I don't understand why the first snippet is illegal: it's effectively the same as the second one, just written more concisely. More specifically, why must f(f(2)) mutably borrow f twice? It can simply borrow the inner f to compute the value of f(2), and then borrow the outer f and apply it to the value.

Answer 1

More specifically, why must f(f(2)) mutably borrow f twice?

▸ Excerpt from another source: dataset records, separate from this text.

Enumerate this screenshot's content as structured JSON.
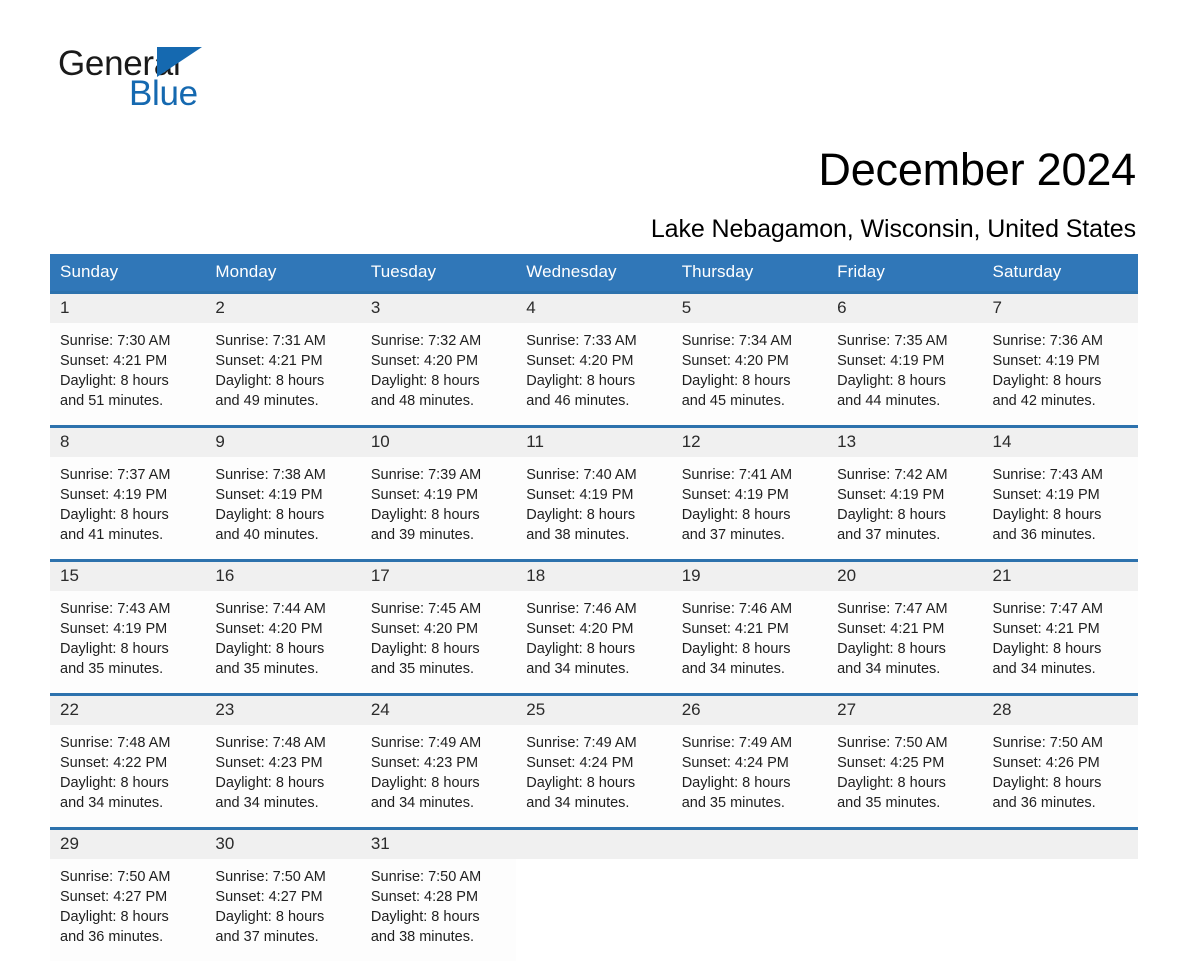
{
  "brand": {
    "word_one": "General",
    "word_two": "Blue",
    "triangle_color": "#1569b0"
  },
  "header": {
    "month_title": "December 2024",
    "location": "Lake Nebagamon, Wisconsin, United States",
    "header_bg": "#3077b8",
    "rule_color": "#2d72ad",
    "daynum_bg": "#f0f0f0"
  },
  "columns": [
    "Sunday",
    "Monday",
    "Tuesday",
    "Wednesday",
    "Thursday",
    "Friday",
    "Saturday"
  ],
  "weeks": [
    {
      "days": [
        {
          "date": "1",
          "sunrise": "Sunrise: 7:30 AM",
          "sunset": "Sunset: 4:21 PM",
          "daylight_1": "Daylight: 8 hours",
          "daylight_2": "and 51 minutes."
        },
        {
          "date": "2",
          "sunrise": "Sunrise: 7:31 AM",
          "sunset": "Sunset: 4:21 PM",
          "daylight_1": "Daylight: 8 hours",
          "daylight_2": "and 49 minutes."
        },
        {
          "date": "3",
          "sunrise": "Sunrise: 7:32 AM",
          "sunset": "Sunset: 4:20 PM",
          "daylight_1": "Daylight: 8 hours",
          "daylight_2": "and 48 minutes."
        },
        {
          "date": "4",
          "sunrise": "Sunrise: 7:33 AM",
          "sunset": "Sunset: 4:20 PM",
          "daylight_1": "Daylight: 8 hours",
          "daylight_2": "and 46 minutes."
        },
        {
          "date": "5",
          "sunrise": "Sunrise: 7:34 AM",
          "sunset": "Sunset: 4:20 PM",
          "daylight_1": "Daylight: 8 hours",
          "daylight_2": "and 45 minutes."
        },
        {
          "date": "6",
          "sunrise": "Sunrise: 7:35 AM",
          "sunset": "Sunset: 4:19 PM",
          "daylight_1": "Daylight: 8 hours",
          "daylight_2": "and 44 minutes."
        },
        {
          "date": "7",
          "sunrise": "Sunrise: 7:36 AM",
          "sunset": "Sunset: 4:19 PM",
          "daylight_1": "Daylight: 8 hours",
          "daylight_2": "and 42 minutes."
        }
      ]
    },
    {
      "days": [
        {
          "date": "8",
          "sunrise": "Sunrise: 7:37 AM",
          "sunset": "Sunset: 4:19 PM",
          "daylight_1": "Daylight: 8 hours",
          "daylight_2": "and 41 minutes."
        },
        {
          "date": "9",
          "sunrise": "Sunrise: 7:38 AM",
          "sunset": "Sunset: 4:19 PM",
          "daylight_1": "Daylight: 8 hours",
          "daylight_2": "and 40 minutes."
        },
        {
          "date": "10",
          "sunrise": "Sunrise: 7:39 AM",
          "sunset": "Sunset: 4:19 PM",
          "daylight_1": "Daylight: 8 hours",
          "daylight_2": "and 39 minutes."
        },
        {
          "date": "11",
          "sunrise": "Sunrise: 7:40 AM",
          "sunset": "Sunset: 4:19 PM",
          "daylight_1": "Daylight: 8 hours",
          "daylight_2": "and 38 minutes."
        },
        {
          "date": "12",
          "sunrise": "Sunrise: 7:41 AM",
          "sunset": "Sunset: 4:19 PM",
          "daylight_1": "Daylight: 8 hours",
          "daylight_2": "and 37 minutes."
        },
        {
          "date": "13",
          "sunrise": "Sunrise: 7:42 AM",
          "sunset": "Sunset: 4:19 PM",
          "daylight_1": "Daylight: 8 hours",
          "daylight_2": "and 37 minutes."
        },
        {
          "date": "14",
          "sunrise": "Sunrise: 7:43 AM",
          "sunset": "Sunset: 4:19 PM",
          "daylight_1": "Daylight: 8 hours",
          "daylight_2": "and 36 minutes."
        }
      ]
    },
    {
      "days": [
        {
          "date": "15",
          "sunrise": "Sunrise: 7:43 AM",
          "sunset": "Sunset: 4:19 PM",
          "daylight_1": "Daylight: 8 hours",
          "daylight_2": "and 35 minutes."
        },
        {
          "date": "16",
          "sunrise": "Sunrise: 7:44 AM",
          "sunset": "Sunset: 4:20 PM",
          "daylight_1": "Daylight: 8 hours",
          "daylight_2": "and 35 minutes."
        },
        {
          "date": "17",
          "sunrise": "Sunrise: 7:45 AM",
          "sunset": "Sunset: 4:20 PM",
          "daylight_1": "Daylight: 8 hours",
          "daylight_2": "and 35 minutes."
        },
        {
          "date": "18",
          "sunrise": "Sunrise: 7:46 AM",
          "sunset": "Sunset: 4:20 PM",
          "daylight_1": "Daylight: 8 hours",
          "daylight_2": "and 34 minutes."
        },
        {
          "date": "19",
          "sunrise": "Sunrise: 7:46 AM",
          "sunset": "Sunset: 4:21 PM",
          "daylight_1": "Daylight: 8 hours",
          "daylight_2": "and 34 minutes."
        },
        {
          "date": "20",
          "sunrise": "Sunrise: 7:47 AM",
          "sunset": "Sunset: 4:21 PM",
          "daylight_1": "Daylight: 8 hours",
          "daylight_2": "and 34 minutes."
        },
        {
          "date": "21",
          "sunrise": "Sunrise: 7:47 AM",
          "sunset": "Sunset: 4:21 PM",
          "daylight_1": "Daylight: 8 hours",
          "daylight_2": "and 34 minutes."
        }
      ]
    },
    {
      "days": [
        {
          "date": "22",
          "sunrise": "Sunrise: 7:48 AM",
          "sunset": "Sunset: 4:22 PM",
          "daylight_1": "Daylight: 8 hours",
          "daylight_2": "and 34 minutes."
        },
        {
          "date": "23",
          "sunrise": "Sunrise: 7:48 AM",
          "sunset": "Sunset: 4:23 PM",
          "daylight_1": "Daylight: 8 hours",
          "daylight_2": "and 34 minutes."
        },
        {
          "date": "24",
          "sunrise": "Sunrise: 7:49 AM",
          "sunset": "Sunset: 4:23 PM",
          "daylight_1": "Daylight: 8 hours",
          "daylight_2": "and 34 minutes."
        },
        {
          "date": "25",
          "sunrise": "Sunrise: 7:49 AM",
          "sunset": "Sunset: 4:24 PM",
          "daylight_1": "Daylight: 8 hours",
          "daylight_2": "and 34 minutes."
        },
        {
          "date": "26",
          "sunrise": "Sunrise: 7:49 AM",
          "sunset": "Sunset: 4:24 PM",
          "daylight_1": "Daylight: 8 hours",
          "daylight_2": "and 35 minutes."
        },
        {
          "date": "27",
          "sunrise": "Sunrise: 7:50 AM",
          "sunset": "Sunset: 4:25 PM",
          "daylight_1": "Daylight: 8 hours",
          "daylight_2": "and 35 minutes."
        },
        {
          "date": "28",
          "sunrise": "Sunrise: 7:50 AM",
          "sunset": "Sunset: 4:26 PM",
          "daylight_1": "Daylight: 8 hours",
          "daylight_2": "and 36 minutes."
        }
      ]
    },
    {
      "days": [
        {
          "date": "29",
          "sunrise": "Sunrise: 7:50 AM",
          "sunset": "Sunset: 4:27 PM",
          "daylight_1": "Daylight: 8 hours",
          "daylight_2": "and 36 minutes."
        },
        {
          "date": "30",
          "sunrise": "Sunrise: 7:50 AM",
          "sunset": "Sunset: 4:27 PM",
          "daylight_1": "Daylight: 8 hours",
          "daylight_2": "and 37 minutes."
        },
        {
          "date": "31",
          "sunrise": "Sunrise: 7:50 AM",
          "sunset": "Sunset: 4:28 PM",
          "daylight_1": "Daylight: 8 hours",
          "daylight_2": "and 38 minutes."
        },
        {
          "date": "",
          "sunrise": "",
          "sunset": "",
          "daylight_1": "",
          "daylight_2": ""
        },
        {
          "date": "",
          "sunrise": "",
          "sunset": "",
          "daylight_1": "",
          "daylight_2": ""
        },
        {
          "date": "",
          "sunrise": "",
          "sunset": "",
          "daylight_1": "",
          "daylight_2": ""
        },
        {
          "date": "",
          "sunrise": "",
          "sunset": "",
          "daylight_1": "",
          "daylight_2": ""
        }
      ]
    }
  ]
}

The borrows here happen in the order of expression evaluation, and expression evaluation is always left-to-right, even when the expressions in question are trivial variable accesses. The expressions to be evaluated in this code are:

• f(f(2)) is made up of two subexpressions: f and f(2).
  1. Evaluate the function value, f (and borrow it as &mut because we're calling a FnMut).
  2. Evaluate the argument, f(2).
     1. Evaluate the function value, f; error because it's already borrowed.
     2. Evaluate the argument, 2.
     3. Call the borrow of f with the argument, 2. This is the result of f(2).
  3. Call the borrow of f with the argument, the result of evaluating f(2). This is the result of f(f(2))

The borrow checker could soundly accept this case, but it would require the idea of recognizing that the first borrow hasn't been used yet, which isn't currently a thing in the borrow checker.